Whether you plan to adopt your stepchild, a child in the state foster care system or a newborn through a private agency, Tennessee laws govern the adoption process. Knowing what to expect can help you decide what type of adoption is right for you.
These are the answers to the most common questions individuals have when considering adoption in Tennessee.
Who can adopt a child?
Anyone who has lived in Tennessee for at least six months in a row and is older than 18 can adopt a child in the state. Married couples must both sign an adoption petition unless one spouse is the child’s biological parent, as in the case of stepparent adoption. Children older than 14 must consent to the adoption. In addition to these requirements, private agencies in the state can mandate their criteria for adoptive parents.
What are the different types of adoption?
Prospective adoptive parents can consider adopting a child through the foster care system, which is a public adoption. Private adoption takes place through a non-profit organization or adoption agency. Independent adoptions occur between the birth parents and the adoptive parents, often with the help of an attorney, religious leader and/or doctor.

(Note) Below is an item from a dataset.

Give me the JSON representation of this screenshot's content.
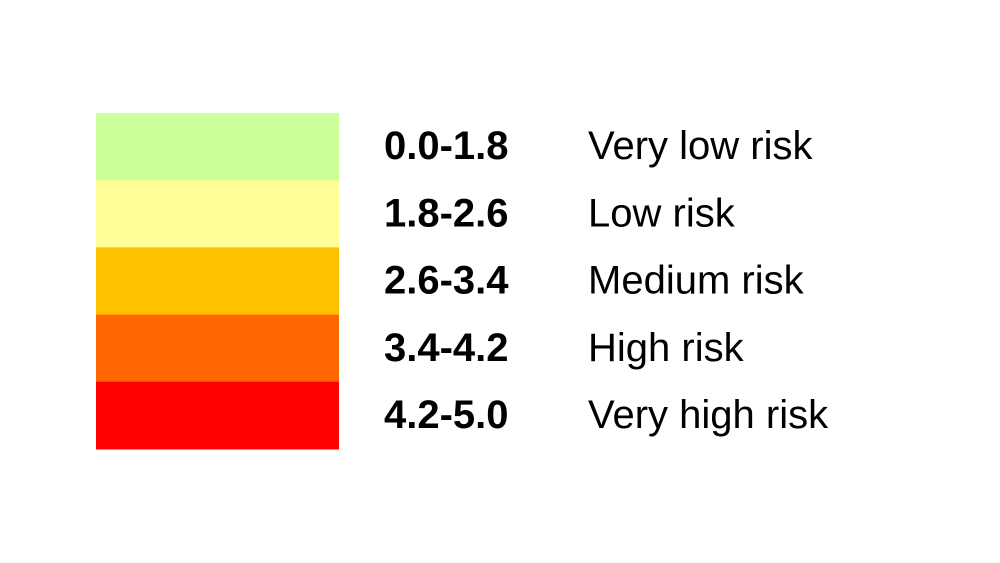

Is adoption assistance available?
Parents who adopt a child from the foster care system qualify for state funding if the child has special needs. In this case, special needs may include:
- A history of prenatal substance exposure
- At least three documented past foster or adoption placement attempts
- A history of at least three years in state custody
- An emotional, behavioral, developmental or intellectual disability
- A history of physical or sexual abuse
- A severe physical or mental health condition
- Older than age 2 and part of an ethnic minority
- Older than age 9 of any race
Adoption assistance can include a monthly subsidy for the child’s care. The state may also pay for special educational, therapeutic and medical needs. If you are considering adoption, research can help you determine the best route for your family.